Wednesday, September 13, 2006

You're my boy, Ace... You're my boy

There is this Chinese guy at my work named Ace. He cant really speak english too well but he's a nice guy and a hard worker. At first I thought he was unflappable as no matter what workplace dilemma we encountered he would always respond with a kind of mindless confidence "eeeerrrr, should be okay".

Hootch: Ace, a shareholder is kicking up a shit storm cuz today is payable day and he hasn't received his multi-million dollar dividend cheque!!!

Ace: Eeeerrrr, should be okay.


Hootch: Ace, the office is on fire and your dick is dipped in gasoline!!

Ace: Eeeerrr, should be okay.

Now, I'm not so sure if it was that he's unflappable or that he just couldn't understand what was actually going on in the office. But really... who cares? Ace brought the intangibles. He was always in a good mood; he was always willing to stay after hours so no one else had to; he made chinese food and coffee runs during the lunch hour for anyone who asked; and on occasion he even provided comic relief - like the time he fell asleep at his desk and we flicked elastics at him from across the office.

Anyway, last week Ace got canned. It was complete bullshit. I had and still have a sneaking suspicion the floor manager is looking to downsize our department. My team leader is the greatest and I think she would go to bat for anyone in our department, but once the floor manager got it in her head to reduce staff there was little my team leader could do.

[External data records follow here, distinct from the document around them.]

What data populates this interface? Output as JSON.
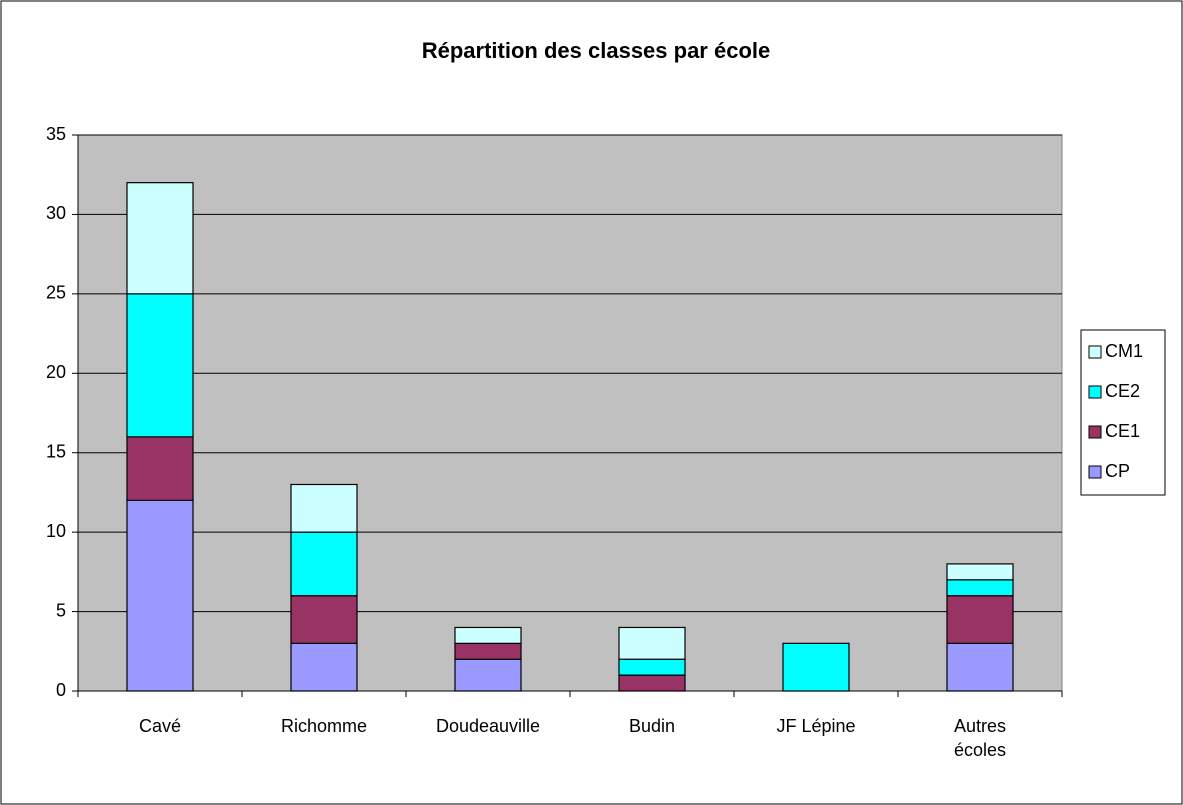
{
  "chart_data": {
    "type": "stacked_bar",
    "title": "Répartition des classes par école",
    "categories": [
      "Cavé",
      "Richomme",
      "Doudeauville",
      "Budin",
      "JF Lépine",
      "Autres écoles"
    ],
    "series": [
      {
        "name": "CP",
        "color": "#9999ff",
        "values": [
          12,
          3,
          2,
          0,
          0,
          3
        ]
      },
      {
        "name": "CE1",
        "color": "#993366",
        "values": [
          4,
          3,
          1,
          1,
          0,
          3
        ]
      },
      {
        "name": "CE2",
        "color": "#00ffff",
        "values": [
          9,
          4,
          0,
          1,
          3,
          1
        ]
      },
      {
        "name": "CM1",
        "color": "#ccffff",
        "values": [
          7,
          3,
          1,
          2,
          0,
          1
        ]
      }
    ],
    "ylim": [
      0,
      35
    ],
    "yticks": [
      0,
      5,
      10,
      15,
      20,
      25,
      30,
      35
    ],
    "grid": true,
    "legend": "right"
  }
}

The floor manager, who we will call TakeAFuckinValliumLady, is this completely insane woman who is covering the maternity leave of the real floor manager. TakeAFuckinValliumLady is trying to impress the higher-ups by "trimming the fat" in our department. Of course she'll never admit this. She says "Ace is no longer with the company because of certain performance issues".

Bull-fuckin-shit. Listen, lady, you're the fuckin boss, alright. If you say this person has to get fired - then I guess that person has to get fired. But dont piss in my mouth and tell me its fucking apple juice, alright. I know what the score is. Last month when you walked around our department asking everyone "how long does it take you to perform your work responsibilities for each client we have on a daily basis"? I fucking knew then you were doing the calculations to determine how many people you can fire while still maintaining relatively the same department service quality by increasing everyone else's work. You think we're fucking idiots? Why do you think I told you 30 minutes per client when in actuality its more like 10.

I know my head is also on the chopping block. And I know there is the possibility you read my blog. But this had to be said.

Okay... well I guess me admitting my work takes me 10 minutes didn't actually have to be said but you get the drift.

This one was for you Ace. I feel bad cuz you got the shaft. The only thing you really did wrong at work was take too long to get me my chicken fried rice. Later, buddy.


Elaine said...

Poor poor ace! That sucks he had to be booted like that!

have you thought about actually grinding up some valium and putting it in her coffee.

That way she can just be dranksomevaliumwithmycoffeeandi'mfeelingfinelady..

okay, that's way too long of a name, but after a drink of valium coffee, she's not gonna care what you call her!

IDigHootchAndCootch said...

Thats actually a good idea. Me and NewCootch were just gonna hork in it, but the valium bit may be more entertaining.

Freak Magnet said...

elastics? Is that what you crazy kids are calling rubber bands?

And I feel bad for Ace. But what goes around comes around.

Me said...

Ah, work...isn't it grand?

sammyray said...

Poor Ace. Don't worry, though, he'll be alright. He's Oriental.

Hmmm...what does that mean, exactly?